Intestinal inflammation distinguishes active Inflammatory Bowel Disease (IBD) from Irritable Bowel Syndrome (IBS). A positive test result for elevated fecal lactoferrin in persons who have tested negative for infectious etiologies should alert the physician to possible IBD, which warrants further testing. A negative result may signal a functional disorder like IBS, which is non-inflammatory.
Diagnosed IBD patient
Measuring lactoferrin levels can help to indicate the degree of IBD severity.
Levels of fecal lactoferrin correlate with levels of IBD activity and may be used as an indicator of mucosal healing.
If a patient is already diagnosed with IBD, testing lactoferrin levels can help predict a flare up, as lactoferrin levels rise before other symptoms may appear. Lactoferrin testing can also help determine if a disease management plan is effective.
Lactoferrin in pediatric IBD care
Approximately 20% of IBD patients are diagnosed in childhood, yet many methods of monitoring IBD activity are difficult for both the parents and the child.
Common concerns about diagnostic tools
- Parents may be reluctant for their child to undergo repeated colonoscopy given the perceived risk of the procedure.
- Routine laboratory measurement of serum biomarkers requires phlebotomy, which is invasive and often provokes severe anxiety.

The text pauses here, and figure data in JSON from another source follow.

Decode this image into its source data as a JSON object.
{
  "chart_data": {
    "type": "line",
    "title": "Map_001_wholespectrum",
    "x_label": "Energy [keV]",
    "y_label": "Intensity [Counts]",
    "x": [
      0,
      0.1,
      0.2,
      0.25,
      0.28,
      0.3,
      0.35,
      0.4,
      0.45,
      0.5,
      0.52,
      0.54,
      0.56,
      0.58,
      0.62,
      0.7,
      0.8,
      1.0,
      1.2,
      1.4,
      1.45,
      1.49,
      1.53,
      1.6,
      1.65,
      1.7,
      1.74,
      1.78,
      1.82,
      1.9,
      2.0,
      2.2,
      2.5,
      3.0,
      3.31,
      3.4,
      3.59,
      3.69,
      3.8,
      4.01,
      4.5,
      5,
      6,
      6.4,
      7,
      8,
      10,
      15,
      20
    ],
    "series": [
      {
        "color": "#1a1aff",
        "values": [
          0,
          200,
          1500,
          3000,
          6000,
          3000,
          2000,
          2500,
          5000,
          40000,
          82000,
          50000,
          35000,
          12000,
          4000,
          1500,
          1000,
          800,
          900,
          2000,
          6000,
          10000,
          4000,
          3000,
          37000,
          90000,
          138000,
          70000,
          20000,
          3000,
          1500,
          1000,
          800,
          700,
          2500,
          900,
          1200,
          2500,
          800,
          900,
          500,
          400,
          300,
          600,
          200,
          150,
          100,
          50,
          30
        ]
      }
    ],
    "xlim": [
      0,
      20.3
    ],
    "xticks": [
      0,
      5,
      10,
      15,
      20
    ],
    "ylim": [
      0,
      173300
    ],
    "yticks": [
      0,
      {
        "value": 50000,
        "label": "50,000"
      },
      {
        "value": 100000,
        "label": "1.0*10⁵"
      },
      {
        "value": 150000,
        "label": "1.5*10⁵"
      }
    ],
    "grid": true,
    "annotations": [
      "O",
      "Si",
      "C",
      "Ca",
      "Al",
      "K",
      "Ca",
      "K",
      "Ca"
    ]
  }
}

- Several clinical indices depend on patients describing their symptoms. Young children may not be able to communicate symptoms clearly.
Lactoferrin in obstetric IBD care
Diagnosis during childbearing years
IBD is most often diagnosed in the second through fourth decades of life—a period that coincides with likely childbearing years for female patients. Twenty-five percent of patients conceive for the first time after their diagnosis.
Pregnancy & IBD
Pregnancy with IBD can be challenging. Research indicates that women with IBD are at a higher risk for
- developing gestational diabetes,
- delivering preterm, and
- requiring cesarean section.
The majority of patients with active disease will continue to have it throughout pregnancy, yet some IBD medications are contraindicated during gestation, making treatment more difficult.
To ensure a successful pregnancy, close monitoring and management of IBD during the conception period and pregnancy is essential. Lactoferrin testing can help to non-invasively monitor disease activity and guide treatment decisions for women during this time.